Spring is here. That means budding trees, sunny daffodils, April showers, tornados, and construction season. Walk down State Street and you'll discover the reason the 25th Crazylegs Classic runners are using a different route this year. The 300 and 400 blocks of State Street are torn up for the summer. Among other things, this means many restaurants won't be able to offer alfresco dining.
Construction isn't the only sign of change on State Street. The homogenization continues. Small, local businesses continue to be replaced by national chains (and not everyone thinks that's bad).
Long gone are local favorites such as Good Karma, the Ovens of Brittany, Petrie's, the Caramel Crisp Shop, Renenbohm's (not small, but definitely local), The Penny University (right off State Street on Fairchild), the Uptown, Stemp Typewriter, the Ethel Woods corset store, Ella's Delicatessen, Hill's Department Store, and Weber's Restaurant.

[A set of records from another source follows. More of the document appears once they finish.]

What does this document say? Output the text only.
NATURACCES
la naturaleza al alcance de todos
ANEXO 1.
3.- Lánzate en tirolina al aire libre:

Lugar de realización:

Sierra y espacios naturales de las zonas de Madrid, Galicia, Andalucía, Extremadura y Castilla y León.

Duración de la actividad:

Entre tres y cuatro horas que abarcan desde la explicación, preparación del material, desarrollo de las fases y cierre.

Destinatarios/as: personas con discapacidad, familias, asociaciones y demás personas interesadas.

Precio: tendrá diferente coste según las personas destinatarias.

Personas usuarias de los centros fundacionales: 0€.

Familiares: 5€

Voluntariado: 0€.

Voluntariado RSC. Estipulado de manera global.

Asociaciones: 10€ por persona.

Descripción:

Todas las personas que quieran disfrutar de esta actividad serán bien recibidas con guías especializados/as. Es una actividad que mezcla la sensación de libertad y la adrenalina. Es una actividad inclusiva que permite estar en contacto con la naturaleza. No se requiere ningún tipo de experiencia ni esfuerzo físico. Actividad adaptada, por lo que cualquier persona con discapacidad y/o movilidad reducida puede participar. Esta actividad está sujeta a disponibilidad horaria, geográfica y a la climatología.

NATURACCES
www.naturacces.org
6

Today, State Street is littered with names such as Starbucks, The Gap, Taco Grande, and now the restaurant that dares you to say its name aloud: Fuddruckers.
The 25-year old chain that claims to create "the world's greatest hamburger" (and doesn't have an apostrophe in its name) recently moved into 651 State Street. Sure it's cool to try an ostrich burger, but the novelty of eating big bird burgers wears off soon -- and if you've dined on fresh ostrich in Curaçao, you'll be really be disappointed with this semi-fast food version. UW students may be excited by the sidewalk sign that's been out in front of the restaurant announcing that it will soon stay open until 4 a.m. on weekends, but there are other places I'd rather spend my time on weekends. And any organization with a website that downloads at a tortoise-like pace is definitely more interested in flash than providing substantive information about its menu.
I used to eat pizza at 651 State Street, but that was long ago -- back when this was the location of the Italian Village, a restaurant that served great food without resorting to gimmicks. The Italian Village was where many students from Central headed after a home basketball game or school dance. There were other places for pizza back then, including the old Paisan's on University Avenue by Lorenzo's, but I think because they were a few blocks further away, they tended to be frequented by university students, not high school students. Feel free to challenge (or supplement) my recollections, however.
Reminiscing about pizza in the 1960s also brings back memories of Lombardino's on University and Highland, not far away from West High School. Lombardino's is still there, but clusters of plastic grapes no longer dangle from the ceiling. It's under new ownership, and the menu has been updated, but Lombardino's still serves great pizza (although the recipe has definitely changed and the choices are limited).
Thinking about pizza past and present has raised a question I cannot answer: Where did Purgolders eat pizza? I can't remember any pizza places near East High School in the 1960s. Perhaps, someone can fill in the gap. Or maybe we'll discover the Purgolders preferred hanging out at the Ice Cream Shop or some other local spot to late night pizza.